Ruh ve Beden film programı, 06-10 Şubat tarihleri arasında, İzmir Mimarlık Merkezi’nde ücretsiz izlenebilir.
Usta Yönetmen ile Master Class
Orta Avrupa´dan Çağdaş Sanat Sergisi
(Açılış : 6 Mart 2018 saat 19:30 İzmir Mimarlık Merkezi)
RUH BEDEN İSYAN
Ben kimim? Bedenleşmiş bir ruh, esinle dolu bir beden… Sanatsal deneyim, bedensel başkaldırının gizemli bir katarsis yaşadığı zirvedir: kendine yönelik düşünen bir sanatçının ruhu, maddi haldeki bedeni düşünceler alanına yükseltir. Beden haline gelirken, esin almaya devam eder. Beden veya ruhun herhangi birini göz ardı etmek, diğerinden kuşku duymak demektir.
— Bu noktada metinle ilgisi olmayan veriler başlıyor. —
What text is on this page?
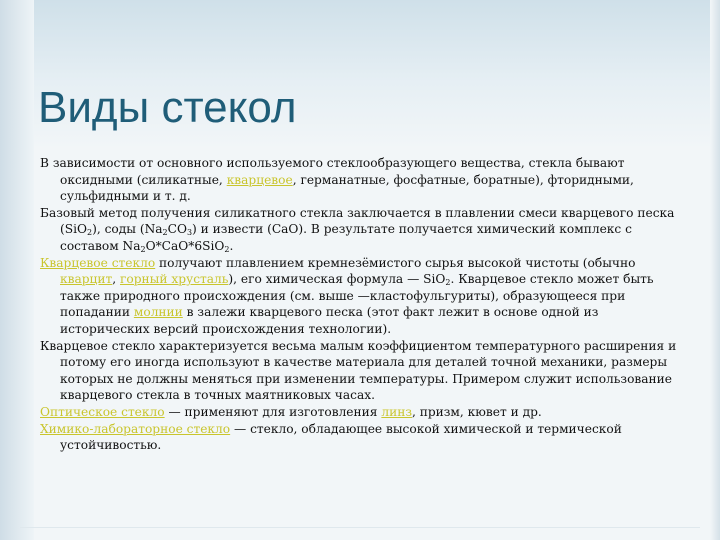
Виды стекол

В зависимости от основного используемого стеклообразующего вещества, стекла бывают оксидными (силикатные, кварцевое, германатные, фосфатные, боратные), фторидными, сульфидными и т. д.

Базовый метод получения силикатного стекла заключается в плавлении смеси кварцевого песка (SiO$_2$), соды $(Na_2CO_3)$ и извести (CaO). В результате получается химический комплекс с составом $Na_2O*CaO*6SiO_2$.

Кварцевое стекло получают плавлением кремнезёмистого сырья высокой чистоты (обычно кварцит, горный хрусталь), его химическая формула — SiO$_2$. Кварцевое стекло может быть также природного происхождения (см. выше —кластофульгуриты), образующееся при попадании молнии в залежи кварцевого песка (этот факт лежит в основе одной из исторических версий происхождения технологии).

Кварцевое стекло характеризуется весьма малым коэффициентом температурного расширения и потому его иногда используют в качестве материала для деталей точной механики, размеры которых не должны меняться при изменении температуры. Примером служит использование кварцевого стекла в точных маятниковых часах.

Оптическое стекло — применяют для изготовления линз, призм, кювет и др.

Химико-лабораторное стекло — стекло, обладающее высокой химической и термической устойчивостью.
Visegrad-Orta Avrupa Filmleri Festivali, dört ülkeden dört sanatçı kolektifini Türkiye’de ağırlıyor: Sczezin (PL), Brno (CZ), Bratislava (SK) ve Budapeşte (HU). Bu sanatçılar, küratörlüğü yapılan seçkilerde beden ve ruh temasına meydan okuyorlar. Genç görsel sanatçıların sanatsal stratejileri, Macar sanatçı János Szirtes’in aksiyon sanatıyla karşı karşıya geliyorlar. Böylece, beden sanatı üzerinde zamansal bir sınır çemberi çizen genç nesil sanatçılar, beden üzerine yeni akışkan perspektifler geliştiriyorlar. Serginin küratörlüğünü Martin Maryška ve Lenka Klodová yapıyor. İzmir’in ardından sergiye, 12 Nisan’dan itibaren İstanbul’daki Gama Gallery ev sahipliği yapacak.
Sergi 6-16 Mart tarihleri arasında ziyaretçilere açık olacaktır.